Très chair sœur de malheur.
Danse un contre-temps contre moi, en ne laissant aucun espace, sinon le sillon de tes seins. Essuie les sécrétions et les sanglots forcés. Permets-moi d’éponger longuement ta substance. Je puis tirer de toi un miel, comme aux arbres scarifiés l’on extrait la sève. Suture-moi quelques maux d’amour. Lâche-toi et ressaisis-moi…
En dessous de tout, au-dessus de toi.

Telle un anneau à mes phalanges, vicieux cercle de serpents se mordant la queue. Tirée à quatre étreintes, et mes sourires de coloquinte. Je suis courbé, à moitié roi, sur les coins noirs de l’échiquier de ta peau blanche. Étiré plus qu’un élastique, à dada sur ta gymnastique, à califourchon sur ta longue croix…
En dessous de tout, au-dessus de toi.

Le silence, outré, malmené, emporte des rumeurs absurdes et des « do not disturb ». Il n’y a rien à faire, je suis au carré dans ta sphère, enfoncé jusqu’au cou dans tes éthers. Tu me tends l’autre fesse, je viens à genoux à ta messe.
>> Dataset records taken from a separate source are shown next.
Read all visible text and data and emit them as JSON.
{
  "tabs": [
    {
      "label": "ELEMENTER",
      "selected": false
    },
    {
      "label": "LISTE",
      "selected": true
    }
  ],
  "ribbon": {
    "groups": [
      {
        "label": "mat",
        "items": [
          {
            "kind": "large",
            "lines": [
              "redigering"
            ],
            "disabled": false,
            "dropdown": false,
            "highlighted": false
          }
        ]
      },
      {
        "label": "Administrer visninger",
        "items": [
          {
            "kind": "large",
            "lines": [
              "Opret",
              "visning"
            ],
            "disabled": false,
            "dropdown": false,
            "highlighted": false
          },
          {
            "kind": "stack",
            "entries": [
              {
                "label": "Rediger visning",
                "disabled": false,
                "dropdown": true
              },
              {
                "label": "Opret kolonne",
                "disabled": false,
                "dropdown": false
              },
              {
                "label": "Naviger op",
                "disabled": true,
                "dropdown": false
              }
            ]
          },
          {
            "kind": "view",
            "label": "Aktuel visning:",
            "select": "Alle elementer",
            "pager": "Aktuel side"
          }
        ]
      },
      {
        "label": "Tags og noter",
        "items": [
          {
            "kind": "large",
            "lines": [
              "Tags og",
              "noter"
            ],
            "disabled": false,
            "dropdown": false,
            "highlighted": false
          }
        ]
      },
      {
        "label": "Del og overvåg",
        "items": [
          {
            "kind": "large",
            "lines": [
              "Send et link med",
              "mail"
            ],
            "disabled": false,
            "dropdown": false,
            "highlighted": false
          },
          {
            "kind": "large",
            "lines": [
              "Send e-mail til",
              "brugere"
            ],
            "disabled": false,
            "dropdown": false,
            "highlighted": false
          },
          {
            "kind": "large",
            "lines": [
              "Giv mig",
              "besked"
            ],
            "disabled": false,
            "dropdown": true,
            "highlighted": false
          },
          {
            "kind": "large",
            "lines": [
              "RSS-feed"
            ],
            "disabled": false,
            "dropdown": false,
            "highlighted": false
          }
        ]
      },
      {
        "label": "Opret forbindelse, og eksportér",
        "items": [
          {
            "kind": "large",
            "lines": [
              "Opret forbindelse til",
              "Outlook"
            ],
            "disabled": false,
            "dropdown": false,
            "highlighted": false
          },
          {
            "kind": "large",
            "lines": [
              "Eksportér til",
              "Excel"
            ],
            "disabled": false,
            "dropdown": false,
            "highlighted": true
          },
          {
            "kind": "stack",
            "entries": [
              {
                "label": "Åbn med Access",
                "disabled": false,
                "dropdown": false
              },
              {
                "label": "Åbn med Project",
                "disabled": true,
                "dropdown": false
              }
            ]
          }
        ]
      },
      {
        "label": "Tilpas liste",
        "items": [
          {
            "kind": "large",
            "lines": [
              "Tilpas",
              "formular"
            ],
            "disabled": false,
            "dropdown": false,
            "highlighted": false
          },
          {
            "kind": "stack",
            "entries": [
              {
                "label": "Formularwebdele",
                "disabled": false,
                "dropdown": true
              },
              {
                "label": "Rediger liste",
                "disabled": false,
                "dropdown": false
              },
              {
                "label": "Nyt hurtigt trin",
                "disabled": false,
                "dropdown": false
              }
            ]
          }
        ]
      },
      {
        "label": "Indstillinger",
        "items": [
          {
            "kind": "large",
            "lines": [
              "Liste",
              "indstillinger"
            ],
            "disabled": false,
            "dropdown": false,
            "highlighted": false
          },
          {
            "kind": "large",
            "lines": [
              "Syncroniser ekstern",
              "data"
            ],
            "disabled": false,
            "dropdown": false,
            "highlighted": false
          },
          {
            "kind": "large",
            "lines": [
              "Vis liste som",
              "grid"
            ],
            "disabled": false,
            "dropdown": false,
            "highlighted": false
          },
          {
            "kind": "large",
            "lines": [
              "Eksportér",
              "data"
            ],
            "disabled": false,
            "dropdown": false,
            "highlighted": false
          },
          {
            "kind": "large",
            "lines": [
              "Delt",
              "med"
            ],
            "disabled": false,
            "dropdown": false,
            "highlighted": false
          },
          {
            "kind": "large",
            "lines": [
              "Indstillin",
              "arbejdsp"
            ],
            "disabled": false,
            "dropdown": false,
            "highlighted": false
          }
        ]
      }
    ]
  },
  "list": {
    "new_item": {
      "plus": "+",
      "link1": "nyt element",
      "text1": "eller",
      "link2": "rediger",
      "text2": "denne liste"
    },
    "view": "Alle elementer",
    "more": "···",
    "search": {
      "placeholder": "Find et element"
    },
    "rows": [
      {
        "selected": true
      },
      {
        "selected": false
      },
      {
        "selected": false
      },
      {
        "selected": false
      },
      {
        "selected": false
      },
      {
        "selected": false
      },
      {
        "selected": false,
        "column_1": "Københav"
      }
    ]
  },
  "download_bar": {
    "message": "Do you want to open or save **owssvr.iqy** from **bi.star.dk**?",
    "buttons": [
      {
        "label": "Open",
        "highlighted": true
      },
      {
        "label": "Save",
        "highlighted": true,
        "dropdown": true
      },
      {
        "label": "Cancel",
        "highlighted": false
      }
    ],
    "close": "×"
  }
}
Détrousse-moi sur tes chemins, toi qui sais vraiment d’où je viens, toi qui me promets que j’existe, toujours le premier sur ta liste, irréfutable en mes excès, jamais loin de ta vérité.

Tous mes goûts sont dans ta nature, mon âme en peine, ma rose chienne. Je veux nager comme un noyé, partir poussé par l’incendie, hurler mes silences à ces bruits. Liberté, liberté gémis, dis-moi ce qu’il sera de nous. En dépit de tout, tu déteins en moi…
En dessous de tout, au-dessus de toi.

Expliquer la synesthésie en embrassant tes yeux amers. A la façon des chauves-souris, une chanson, ou bien des cris, pour te repérer dans ma nuit. Concocter des plus-jamais-ça! , se remarier à Tipasa…
En dessous de tout, au-dessus de toi.

(Massif de la Clape. Narbonne. Juin 2007)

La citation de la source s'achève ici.